Toward Understanding the Lithium Transport Mechanism in Garnet-type Solid Electrolytes: Li+ Ion Exchanges and Their Mobility at Octahedral/Tetrahedral Sites

The cubic garnet-type solid electrolyte Li7La3Zr2O12 with aliovalent doping exhibits a high ionic conductivity, reaching up to ∼10–3 S/cm at room temperature. Fully understanding the Li+ transport mechanism including Li+ mobility at different sites is a key topic in this field, and Li7–2x–3yAlyLa3Zr2–xWxO12 (0 ≤ x ≤ 1) are selected as target electrolytes. X-ray and neutron diffraction as well as ac impedance results show that a low amount of aliovalent substitution of Zr with W does not obviously affect the crystal structure and the activation energy of Li+ ion jumping, but it does noticeably vary the distribution of Li+ ions, electrostatic attraction/repulsion, and crystal defects, which increase the lithium jump rate and the creation energy of mobile Li+ ions.
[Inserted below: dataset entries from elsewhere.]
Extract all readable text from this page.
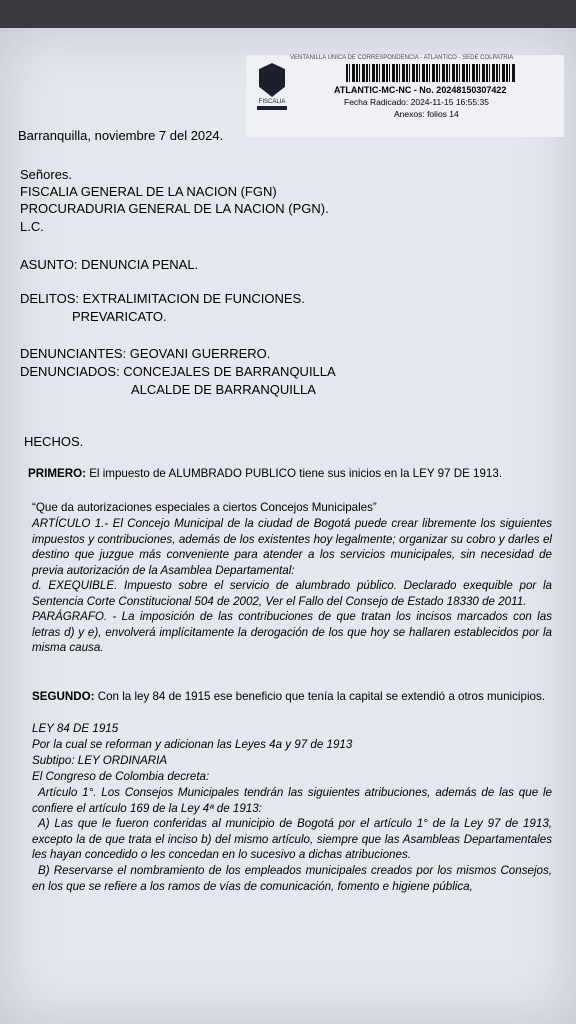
VENTANILLA UNICA DE CORRESPONDENCIA - ATLANTICO - SEDE COLPATRIA
FISCALIA
ATLANTIC-MC-NC - No. 20248150307422
Fecha Radicado: 2024-11-15 16:55:35
Anexos: folios 14
Barranquilla, noviembre 7 del 2024.
Señores.
FISCALIA GENERAL DE LA NACION (FGN)
PROCURADURIA GENERAL DE LA NACION (PGN).
L.C.
ASUNTO: DENUNCIA PENAL.
DELITOS: EXTRALIMITACION DE FUNCIONES.
PREVARICATO.
DENUNCIANTES: GEOVANI GUERRERO.
DENUNCIADOS: CONCEJALES DE BARRANQUILLA
ALCALDE DE BARRANQUILLA
HECHOS.
PRIMERO: El impuesto de ALUMBRADO PUBLICO tiene sus inicios en la LEY 97 DE 1913.
“Que da autorizaciones especiales a ciertos Concejos Municipales”
ARTÍCULO 1.- El Concejo Municipal de la ciudad de Bogotá puede crear libremente los siguientes impuestos y contribuciones, además de los existentes hoy legalmente; organizar su cobro y darles el destino que juzgue más conveniente para atender a los servicios municipales, sin necesidad de previa autorización de la Asamblea Departamental:
d. EXEQUIBLE. Impuesto sobre el servicio de alumbrado público. Declarado exequible por la Sentencia Corte Constitucional 504 de 2002, Ver el Fallo del Consejo de Estado 18330 de 2011.
PARÁGRAFO. - La imposición de las contribuciones de que tratan los incisos marcados con las letras d) y e), envolverá implícitamente la derogación de los que hoy se hallaren establecidos por la misma causa.
SEGUNDO: Con la ley 84 de 1915 ese beneficio que tenía la capital se extendió a otros municipios.
LEY 84 DE 1915
Por la cual se reforman y adicionan las Leyes 4a y 97 de 1913
Subtipo: LEY ORDINARIA
El Congreso de Colombia decreta:
Artículo 1°. Los Consejos Municipales tendrán las siguientes atribuciones, además de las que le confiere el artículo 169 de la Ley 4ª de 1913:
A) Las que le fueron conferidas al municipio de Bogotá por el artículo 1° de la Ley 97 de 1913, excepto la de que trata el inciso b) del mismo artículo, siempre que las Asambleas Departamentales les hayan concedido o les concedan en lo sucesivo a dichas atribuciones.
B) Reservarse el nombramiento de los empleados municipales creados por los mismos Consejos, en los que se refiere a los ramos de vías de comunicación, fomento e higiene pública,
For the first time, high-resolution NMR results show evidence that the 24d, 96h, and 48g sites can be well-resolved. In addition, ionic exchange between the 24d and 96h sites is clearly observed, demonstrating a lithium transport route of 24d–96h–48g–96h–24d. The lithium mobility at the 24d sites is found to dominate the total ionic conductivity of the samples, with diffusion coefficients of 10–9 m2 s–1 and 10–12 m2 s–1 at the octahedral and tetrahedral sites, respectively.